Keeseekoowenin (c. 1818 – 10 April 1906) was a First Nations leader during the period when Canada was expanding into the prairie provinces of Manitoba, Saskatchewan and Alberta.

==Origins==

Keeseekoowenin (Giizhigowinin, "Sky-man") was born around 1818 in the Bow River area of what is now the province of Alberta.
His father was Chief Okanase (Okanens), meaning "Little Bone", also known as Michael Cardinal, of the Saulteaux branch of the Ojibwe people. His father's band were fur traders who had drifted westwards from Quebec to the Rocky Mountains over several generations.
His mother was of mixed Orkney and native American ancestry.
Several of Chief Okanase's sons became prominent leaders on the prairies.
Some traditions say that Chief Okanase's sister was wife of the Hudson's Bay Company (HBC) trader George Flett. Their son George Flett later became a Presbyterian missionary attached to Keeseekoowenin's band. Certainly Keeseekoowenin and Flett's mother were related.

==Family travels==

In 1822 Keeseekoowenin's band and family moved to the Riding Mountain area in modern-day Manitoba.
Led by Chief Okanase, the band hunted, trapped and traded with the Fort Ellice and Riding Mountain House HBC posts.
Chief Okanase died about 1870 and was succeeded by his son Mekis ("Eagle"), Keeseekoowenin's half brother.
His band signed Treaty Two with the Canadian federal government in 1871, obtaining land around the Turtle and Valley rivers near Dauphin Lake.
They moved their reserve to a location near Elphinstone, Manitoba in 1875.
The new reserve was around the Riding Mountain House trading post.

==Chief==

When parts of the treaty were renegotiated in 1875, Keeseekoowenin and his brother Baptiste Bone were recognised by the government as chiefs of the band, since Mekis had recently died.
The band hunted and fished on the federal land around Clear Lake, and in 1896 the Clear Lake Reserve was formally established, with Baptiste Bone as chief. Keeseekoowenin remained chief of the original reserve, although the government considered he was chief of both. Government and church officials praised Keeseekoowenin's group as model Christian farmers, while disparaging the more "primitive" Clear Lake hunters and fishers.
In 1935 the Clear Lake group was evicted, in part to make way for tourists but also to encourage the group to assimilate by taking up farming.
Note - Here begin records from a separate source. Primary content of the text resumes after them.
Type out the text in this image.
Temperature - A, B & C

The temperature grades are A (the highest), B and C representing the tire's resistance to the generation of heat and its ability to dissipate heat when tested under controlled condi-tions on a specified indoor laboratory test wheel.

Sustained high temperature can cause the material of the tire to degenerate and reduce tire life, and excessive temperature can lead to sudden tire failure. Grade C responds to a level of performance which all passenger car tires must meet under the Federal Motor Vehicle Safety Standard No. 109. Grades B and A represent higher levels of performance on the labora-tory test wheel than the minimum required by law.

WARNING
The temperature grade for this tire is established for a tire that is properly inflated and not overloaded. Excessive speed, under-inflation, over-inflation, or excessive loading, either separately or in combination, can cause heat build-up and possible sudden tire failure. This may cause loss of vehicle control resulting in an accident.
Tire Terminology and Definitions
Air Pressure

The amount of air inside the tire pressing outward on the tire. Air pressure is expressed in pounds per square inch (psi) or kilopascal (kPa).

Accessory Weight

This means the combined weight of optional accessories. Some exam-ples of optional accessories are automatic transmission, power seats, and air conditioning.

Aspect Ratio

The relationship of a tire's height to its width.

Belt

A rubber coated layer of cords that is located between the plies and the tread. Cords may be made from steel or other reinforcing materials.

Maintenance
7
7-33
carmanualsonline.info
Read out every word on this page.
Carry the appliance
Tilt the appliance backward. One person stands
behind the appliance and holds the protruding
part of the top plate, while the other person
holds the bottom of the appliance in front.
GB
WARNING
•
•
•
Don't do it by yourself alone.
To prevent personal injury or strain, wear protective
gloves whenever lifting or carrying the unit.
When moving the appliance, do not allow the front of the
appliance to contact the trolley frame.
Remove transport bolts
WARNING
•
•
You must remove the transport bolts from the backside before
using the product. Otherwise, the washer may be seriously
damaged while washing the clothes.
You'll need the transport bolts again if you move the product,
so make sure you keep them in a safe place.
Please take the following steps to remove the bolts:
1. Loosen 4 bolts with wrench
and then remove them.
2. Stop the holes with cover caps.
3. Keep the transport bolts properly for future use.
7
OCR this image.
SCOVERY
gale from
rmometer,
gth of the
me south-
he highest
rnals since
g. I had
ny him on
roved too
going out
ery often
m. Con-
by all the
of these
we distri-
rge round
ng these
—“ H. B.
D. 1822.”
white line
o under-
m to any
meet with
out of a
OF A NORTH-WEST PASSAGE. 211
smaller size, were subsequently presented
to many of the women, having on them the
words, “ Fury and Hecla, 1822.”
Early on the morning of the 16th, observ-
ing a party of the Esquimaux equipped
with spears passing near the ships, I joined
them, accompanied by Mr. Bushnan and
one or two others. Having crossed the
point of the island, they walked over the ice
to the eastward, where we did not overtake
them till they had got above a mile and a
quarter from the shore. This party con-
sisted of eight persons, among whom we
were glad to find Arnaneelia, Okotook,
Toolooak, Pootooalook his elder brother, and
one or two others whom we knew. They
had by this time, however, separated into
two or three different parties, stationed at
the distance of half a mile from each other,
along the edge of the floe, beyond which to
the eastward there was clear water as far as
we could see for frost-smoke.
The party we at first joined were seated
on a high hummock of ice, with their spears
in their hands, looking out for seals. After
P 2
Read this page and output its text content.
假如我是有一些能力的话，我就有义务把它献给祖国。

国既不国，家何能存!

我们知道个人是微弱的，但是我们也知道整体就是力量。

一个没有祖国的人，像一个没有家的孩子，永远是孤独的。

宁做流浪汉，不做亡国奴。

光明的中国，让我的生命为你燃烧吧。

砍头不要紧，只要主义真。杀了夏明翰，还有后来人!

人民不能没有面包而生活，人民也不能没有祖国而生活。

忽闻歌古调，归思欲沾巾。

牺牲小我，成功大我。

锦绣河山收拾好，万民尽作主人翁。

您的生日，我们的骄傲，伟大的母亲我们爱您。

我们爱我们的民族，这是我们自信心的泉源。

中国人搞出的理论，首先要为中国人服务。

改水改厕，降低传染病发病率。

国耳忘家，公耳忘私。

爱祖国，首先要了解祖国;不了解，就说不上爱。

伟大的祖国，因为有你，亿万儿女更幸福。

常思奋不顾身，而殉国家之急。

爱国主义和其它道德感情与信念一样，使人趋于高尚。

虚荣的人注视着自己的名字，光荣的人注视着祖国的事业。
Keeseekoowenin's band accepted the Presbyterian mission of his cousin George Flett, and Keeseekoowenin was baptized as Moses Burns. However, he still retained some traditional beliefs and customs.
While wanting his people to benefit from education and Christianity, he also wanted to preserve the best of their traditional values and practices.
Keeseekoowenin had an imposing physical presence, and was highly skilled as a trapper, buffalo hunter and farmer.
He died on 10 April 1906 on Keeseekoowenin Reserve, and was buried there. He was succeeded as chief by his half-brother George Bone.
He left three sons and seven daughters.
His daughter Harriet Burns married Glenlyon Campbell, who became a legislator in Winnipeg and Ottawa.
His son Solomon Burns became a highly respected Presbyterian leader.